Ford, Bacon and Davis v. Terminal Warehouse, Co., 207 Wis. 467, 240 N.W. 796 (1932) and Aero Service Corp. v. Benson, 84 Idaho 416, 374 P. (2d) 277 (1962) on which appellant bases its proposition that the conducting of an information gathering operation does not constitute "doing business" are also clearly distinguishable in that they deal with "doing business" for purposes of domestication statutes rather than for purposes of in personam *467 jurisdiction. It is well established that the test for the latter requires fewer contacts than the test for the former. State v. Ford Motor Co., 208 S.C. 379, 38 S.E. (2d) 242 (1946).
Appellant seems to put much reliance on the fact that it did not solicit business. As it was pointed out in Shealy v. Challenger Manufacturing Co., 304 F. (2d) 102 (4th Cir.1962), solicitation is not a sine qua non of jurisdictional power. "If the defendant, like the maker of a better mousetrap, is fortunate enough to get the business without active solicitation, it does not gain immunity from an exercise of jurisdiction by those states in which it engages in substantial activity of a different sort." Shealy, supra.
Appellant also relies on Fontanetta v. American Board of Internal Medicine, 303 F. Supp. 427 (E.D.N.Y. 1969), aff'd 421 F. (2d) 355 (2d Cir.1970). There a doctor who flunked his oral examination was suing on the basis of an implied contract to administer the test fairly. The defendant there had no contacts with the forum other than correspondence with doctors seeking certification and making arrangements for the administration of the exams. The court held that the New York aspects of the relationship were minimal and that the doctor's claim was based on what happened in Philadelphia where the test was graded, not in New York where he was tested. The continual accreditation process, the periodic inspection trips by AICS, the regular payment of fees by South Carolina schools, and the element of detrimental reliance induced by appellant by certification already given distinguish the case at bar significantly.

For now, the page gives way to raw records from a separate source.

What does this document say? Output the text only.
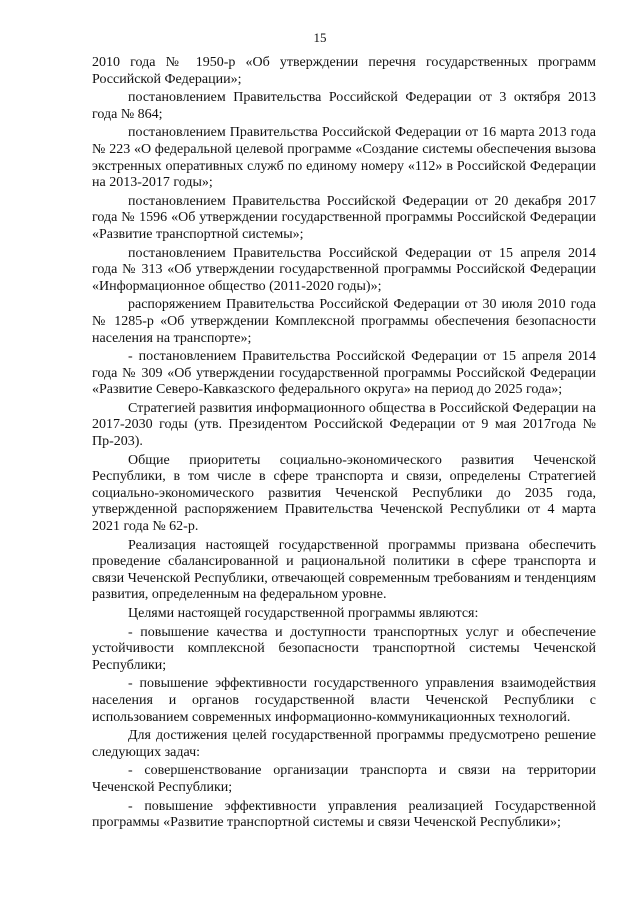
15

2010 года № 1950-р «Об утверждении перечня государственных программ Российской Федерации»;

постановлением Правительства Российской Федерации от 3 октября 2013 года № 864;

постановлением Правительства Российской Федерации от 16 марта 2013 года № 223 «О федеральной целевой программе «Создание системы обеспечения вызова экстренных оперативных служб по единому номеру «112» в Российской Федерации на 2013-2017 годы»;

постановлением Правительства Российской Федерации от 20 декабря 2017 года № 1596 «Об утверждении государственной программы Российской Федерации «Развитие транспортной системы»;

постановлением Правительства Российской Федерации от 15 апреля 2014 года № 313 «Об утверждении государственной программы Российской Федерации «Информационное общество (2011-2020 годы)»;

распоряжением Правительства Российской Федерации от 30 июля 2010 года № 1285-р «Об утверждении Комплексной программы обеспечения безопасности населения на транспорте»;

- постановлением Правительства Российской Федерации от 15 апреля 2014 года № 309 «Об утверждении государственной программы Российской Федерации «Развитие Северо-Кавказского федерального округа» на период до 2025 года»;

Стратегией развития информационного общества в Российской Федерации на 2017-2030 годы (утв. Президентом Российской Федерации от 9 мая 2017года № Пр-203).

Общие приоритеты социально-экономического развития Чеченской Республики, в том числе в сфере транспорта и связи, определены Стратегией социально-экономического развития Чеченской Республики до 2035 года, утвержденной распоряжением Правительства Чеченской Республики от 4 марта 2021 года № 62-р.

Реализация настоящей государственной программы призвана обеспечить проведение сбалансированной и рациональной политики в сфере транспорта и связи Чеченской Республики, отвечающей современным требованиям и тенденциям развития, определенным на федеральном уровне.

Целями настоящей государственной программы являются:

- повышение качества и доступности транспортных услуг и обеспечение устойчивости комплексной безопасности транспортной системы Чеченской Республики;

- повышение эффективности государственного управления взаимодействия населения и органов государственной власти Чеченской Республики с использованием современных информационно-коммуникационных технологий.

Для достижения целей государственной программы предусмотрено решение следующих задач:

- совершенствование организации транспорта и связи на территории Чеченской Республики;

- повышение эффективности управления реализацией Государственной программы «Развитие транспортной системы и связи Чеченской Республики»;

The contacts involved here are considerably more substantial than those of the foreign corporation in Phillips v. Knapp-Monarch Co., 245 S.C. 383, 140 S.E. (2d) 786 (1965), which had no contact with South Carolina other than shipping a solitary coffee brewer to an independent South Carolina merchant and those of the foreign corporation in Clawson v. Garland, 37 F.R.D. 324 (D.S.C. 1965), *468 which conducted one demonstration in this State and shipped two cranes here.
The decision of the trial court should be affirmed unless unsupported by the evidence or influenced by error of law. Nucor Corp. v. Faneuil Construction, S.C. 215 S.E. (2d) 634 (decided June 4, 1975). It is apparent from the facts heretofore recited that respondents have sustained their burden of proof that appellant had substantial contacts with this State and that the trial judge in finding jurisdiction reached his conclusion squarely in accordance with our recent decisions.
The exceptions of the appellant are overruled and the judgment below is,
Affirmed.
LEWIS, C.J., and LITTLEJOHN, NESS and RHODES, JJ., concur.